In the case of our study conducted in Madrid, future policies applying crow flies’ buffers to restrict alcohol outlet availability near schools might achieve better outcomes. Similar results have been evinced by other studies in tobacco control research and might be also extrapolated to other settings [22]. Moreover, these policies might be useful to tackle other public health issues, such as the health inequalities caused by the differences in alcohol outlet density found around schools depending on the SES of the area [21, 35].

Our study has some limitations. First, the study was restricted to an urban area with high street connectivity and population density. It would be interesting to do similar studies in rural areas and in urban areas where the land use distribution might be vastly different [29], especially since we found that the differences between methods vary according to these characteristics. Moreover, another limitation is that there is not a comparison between the association of drinking behaviors with the exposure measurements defined by different types of buffers. Future studies could dive into this question, using standard and consistent methods, and comparing if one method gives more positive associations with drinking patterns than the other.

This study suggests that characteristics and morphology of the study area, such as street network connectivity (accounted here as the density of street intersections) or urban compactness (approached here as population density), constitute important factors to consider when assessing the most suitable method to calculate exposure measures to approach alcohol availability.
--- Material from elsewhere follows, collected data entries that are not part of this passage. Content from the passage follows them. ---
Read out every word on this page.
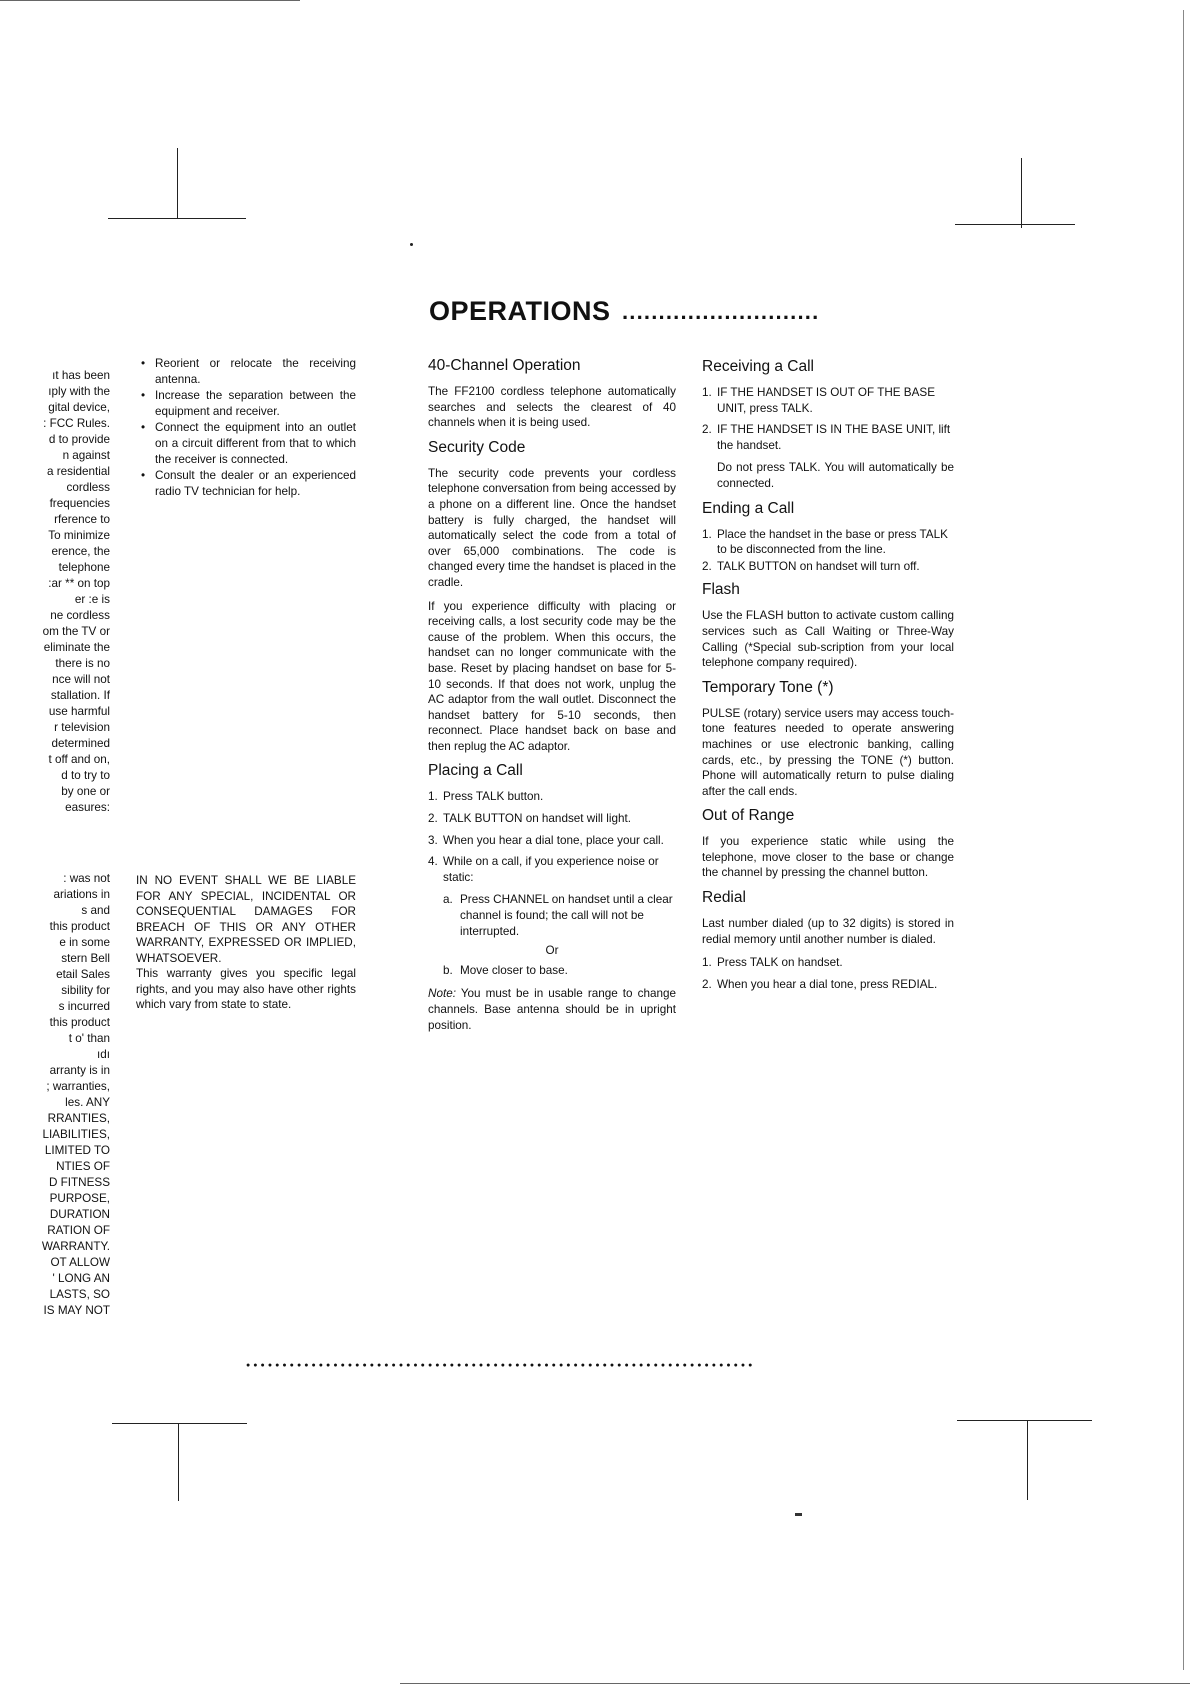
OPERATIONS ...........................
ıt has been
ıply with the
gital device,
: FCC Rules.
d to provide
n against
a residential
cordless
frequencies
rference to
To minimize
erence, the
telephone
:ar ** on top
er :e is
ne cordless
om the TV or
eliminate the
there is no
nce will not
stallation. If
use harmful
r television
determined
t off and on,
d to try to
by one or
easures:
: was not
ariations in
s and
this product
e in some
stern Bell
etail Sales
sibility for
s incurred
this product
t o' than
ıdı
arranty is in
; warranties,
les. ANY
RRANTIES,
LIABILITIES,
LIMITED TO
NTIES OF
D FITNESS
PURPOSE,
DURATION
RATION OF
WARRANTY.
OT ALLOW
' LONG AN
LASTS, SO
IS MAY NOT
• Reorient or relocate the receiving antenna.
• Increase the separation between the equipment and receiver.
• Connect the equipment into an outlet on a circuit different from that to which the receiver is connected.
• Consult the dealer or an experienced radio TV technician for help.

IN NO EVENT SHALL WE BE LIABLE FOR ANY SPECIAL, INCIDENTAL OR CONSEQUENTIAL DAMAGES FOR BREACH OF THIS OR ANY OTHER WARRANTY, EXPRESSED OR IMPLIED, WHATSOEVER.

This warranty gives you specific legal rights, and you may also have other rights which vary from state to state.

40-Channel Operation

The FF2100 cordless telephone automatically searches and selects the clearest of 40 channels when it is being used.

Security Code

The security code prevents your cordless telephone conversation from being accessed by a phone on a different line. Once the handset battery is fully charged, the handset will automatically select the code from a total of over 65,000 combinations. The code is changed every time the handset is placed in the cradle.

If you experience difficulty with placing or receiving calls, a lost security code may be the cause of the problem. When this occurs, the handset can no longer communicate with the base. Reset by placing handset on base for 5-10 seconds. If that does not work, unplug the AC adaptor from the wall outlet. Disconnect the handset battery for 5-10 seconds, then reconnect. Place handset back on base and then replug the AC adaptor.

Placing a Call
1. Press TALK button.
2. TALK BUTTON on handset will light.
3. When you hear a dial tone, place your call.
4. While on a call, if you experience noise or static:
a. Press CHANNEL on handset until a clear channel is found; the call will not be interrupted.
Or
b. Move closer to base.

Note: You must be in usable range to change channels. Base antenna should be in upright position.

Receiving a Call
1. IF THE HANDSET IS OUT OF THE BASE UNIT, press TALK.
2. IF THE HANDSET IS IN THE BASE UNIT, lift the handset.

Do not press TALK. You will automatically be connected.

Ending a Call
1. Place the handset in the base or press TALK to be disconnected from the line.
2. TALK BUTTON on handset will turn off.
Flash

Use the FLASH button to activate custom calling services such as Call Waiting or Three-Way Calling (*Special sub-scription from your local telephone company required).

Temporary Tone (*)

PULSE (rotary) service users may access touch-tone features needed to operate answering machines or use electronic banking, calling cards, etc., by pressing the TONE (*) button. Phone will automatically return to pulse dialing after the call ends.

Out of Range

If you experience static while using the telephone, move closer to the base or change the channel by pressing the channel button.

Redial

Last number dialed (up to 32 digits) is stored in redial memory until another number is dialed.

1. Press TALK on handset.
2. When you hear a dial tone, press REDIAL.
●●●●●●●●●●●●●●●●●●●●●●●●●●●●●●●●●●●●●●●●●●●●●●●●●●●●●●●●●●●●●●●●●●●●●●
From a policy perspective, our results could anticipate that future interventions focused on crow flies’ buffers might lead to a higher percent of reductions in the alcohol outlet densities around the schools in Madrid. Similar results could be valid for other international settings. Finally, the methodological steps performed in this study (i.e., Bland-Altman, cartography and regression) might be replicated in future studies based on different international settings when analyzing the appropriate method to approach alcohol outlet exposure around schools.